In town, for lunch,  I thoroughly enjoyed KK Boutique, where the focus was on doing a few simple Sri Lankan dishes with really fresh ingredients. KK Boutique, as its name suggests, is a store, selling stylish, locally made items, including some fabulous clothing.

KK Boutique is part of KK Collection, who have a selection of boutique hotels in Sri Lanka and which was founded by an acquaintance from my schooldays, interior designer George Cooper. I had a chance meeting, as he also happened to be at KK Boutique when I was there that day.

Dish of food with tomato
At KK Boutique: kottu – roti flatbread cut into strips and mixed with vegetables and some egg
Courtyard with plants and table set for a meal
The restaurant in the courtyard at KK Boutique

Next door to KK Boutique is Punnie’s Kitchen, another good place for lunch. It was closed for a private party on the day that I had hoped to eat there.

Green shelves with fake pineapples

Kahanda Kanda – 40 mins from Galle

My best eating experience was not in Galle but at Kahanda Kanda Boutique Hotel, part of the KK Collection. It’s a 40-minute drive along the coastal road and then inland, through the tropical forests, plantations and rice fields. If you’re just going for dinner, ensure to arrive before sunset to catch the view once you get to the hotel across the plantation and down to Lake Koggal.

Sunset with palm trees and pool
The view over the swimming pool at KK Boutique Hotel just after sunset.

The Kahanda Kanda Boutique Hotel offers expanse and tranquility, and plenty of nature, all hard to find in the built-up coastal areas around Galle. The evening when I was there, the tropical skies opened and the heavens unleashed, so I took refuge in the ‘Living’ Pavilion. I stretched out on a banquette, and ordered the signature KK Cocktail, and listened to the soothing, tapping sound of the rain pour down. Cocktails are tropical by nature, and there’s no better place to have a cocktail than in the tropics.

What I ate at Kahanda Kanda

Dinner at Kahanda Kanda was on the terrace of the Dining Pavilion, with its magical views of the surrounding hills and lush tropical vegetation. I had re-found my nirvana.

The fruit, vegetables and herbs are all grown on the estate. The style of cooking is fusion, with a strong Sri Lankan & Thai theme. I had a Soba Noodle Salad with Aubergine & Mango for starters, followed by a Fish Tagine with Couscous Salad & Vegetables and then Homemade Ice Cream & Sorbet.

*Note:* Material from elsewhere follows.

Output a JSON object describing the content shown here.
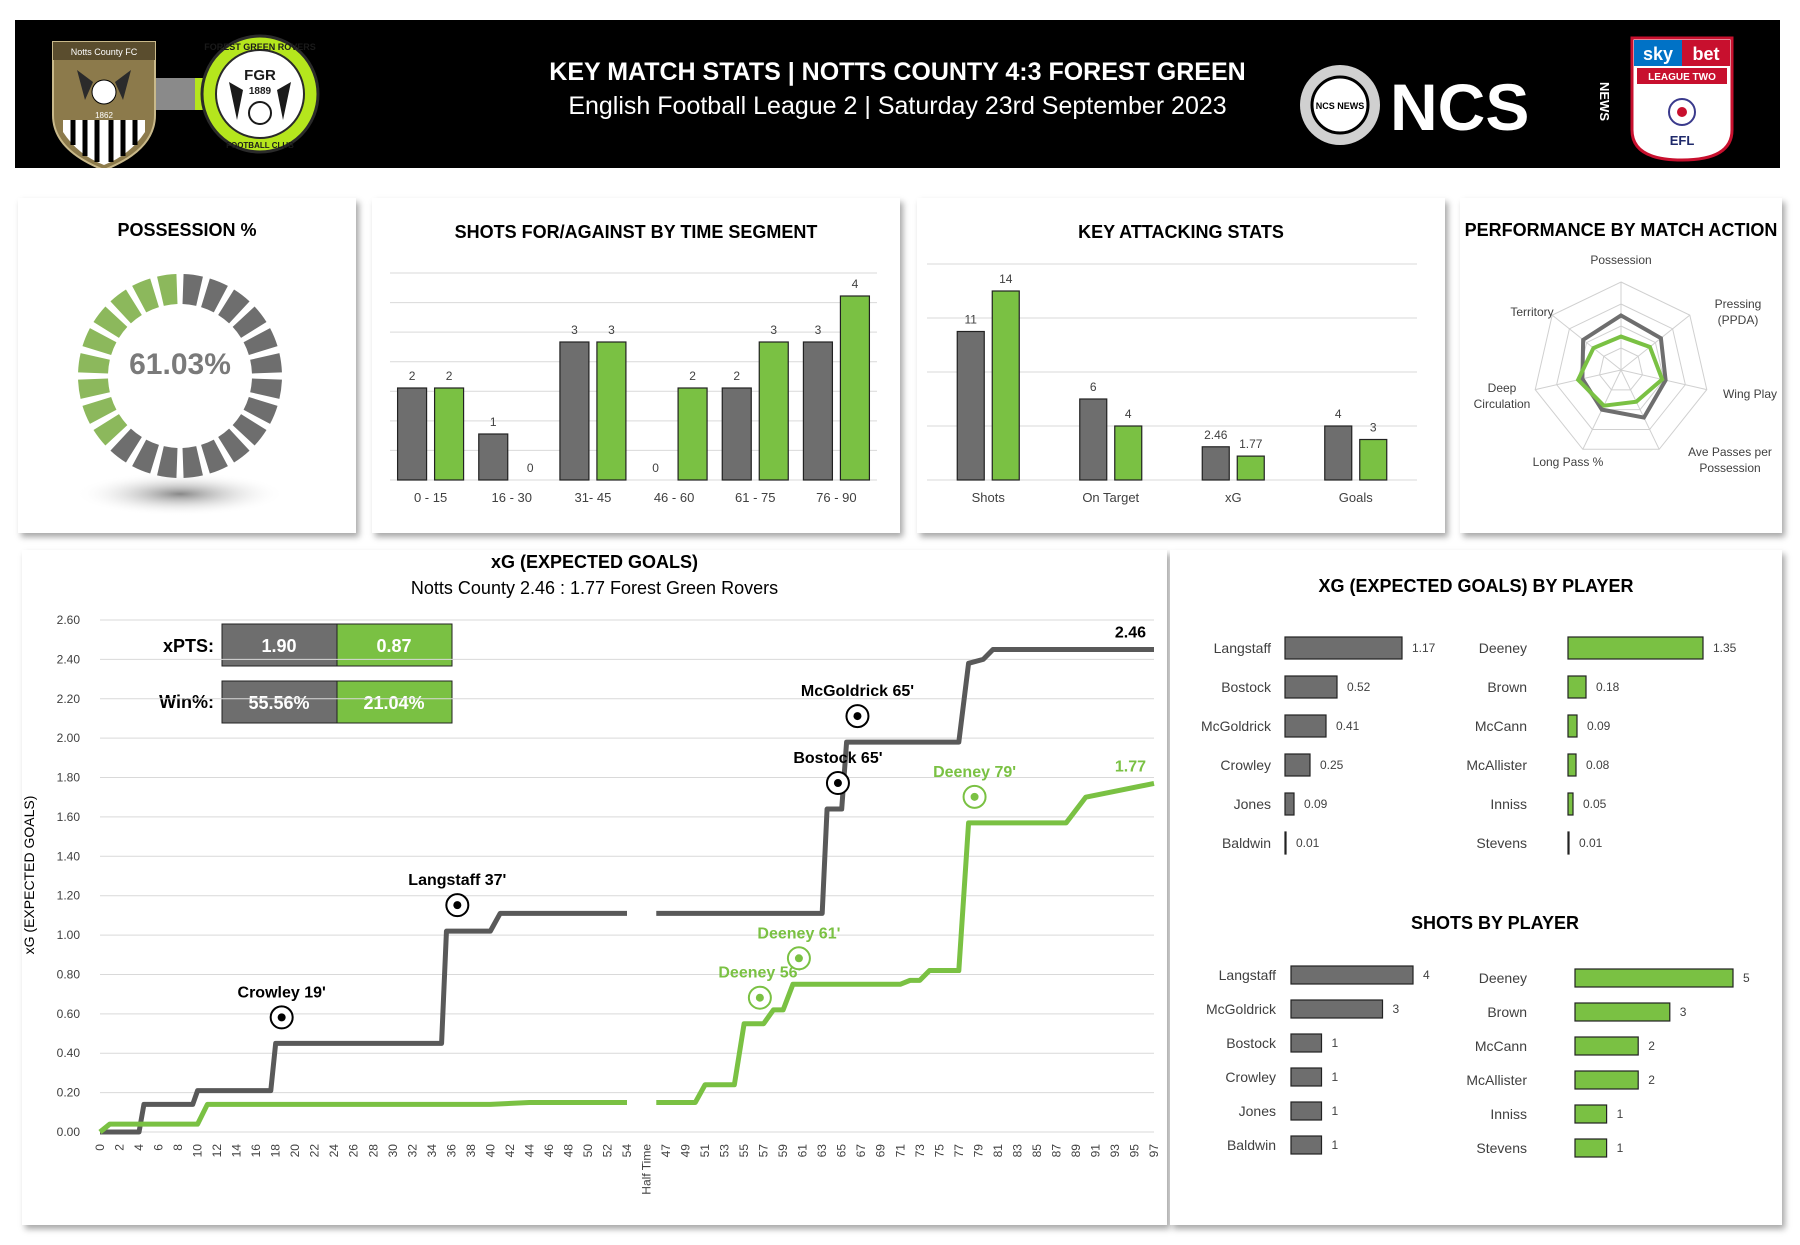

Dinner at Kahanda Kanda was definitely worth the Rp2,000 (€27) taxi ride there and the Rp1,500 tuk-tuk back, as well s the Rp6,400 (€85) for 2 cocktails and a 3-course meal. Arriving by taxi kept my curls  in place, while returning by tuk-tuk meant I arrived at my hotel in Galle slightly windswept.

The entrance to Kahanda Kanda. The owner is an interior designer.

Time for tea: Handunugoda

Not far from Kahanda Kanda is the Handunugoda Tea Estate. Yes, it’s touristy, but it makes for a good morning or afternoon out. Visits are free, and include a slice of cake and a cup of tea in the old planter’s home, a visit round the factory. And then, of course, there’s the chance to taste and buy all the teas, including one of my favourites, lemongrass, and a new one on me, Cambogia Garcinia, which is good for losing weight, I was told.

Woman picking tea leaves
The art of picking tea
Lemongrass growing at the Handunugoda Estate.

My two nights in Galle passed quickly. I then took the train to Colombo; a journey which cost little over an euro. Most tourists I met prefer to take the car to the capital. I’d far prefer to spend the money on a good restaurant.

Boy looking at ruined train carriage

Other travel tips for Galle

  • I wore three tops a day when I was there in January. The weather was very humid and hot, reaching around 35oC.
  • Mosquitoes are plentiful on the coast in Sri Lanka. A fan or citronella essential oil are good deterrents.
  • Buy a sarong from Barefoot Ceylon, who produce ‘ethically’ in Sri Lanka.

This post was rewritten and fact-checked in March 2023.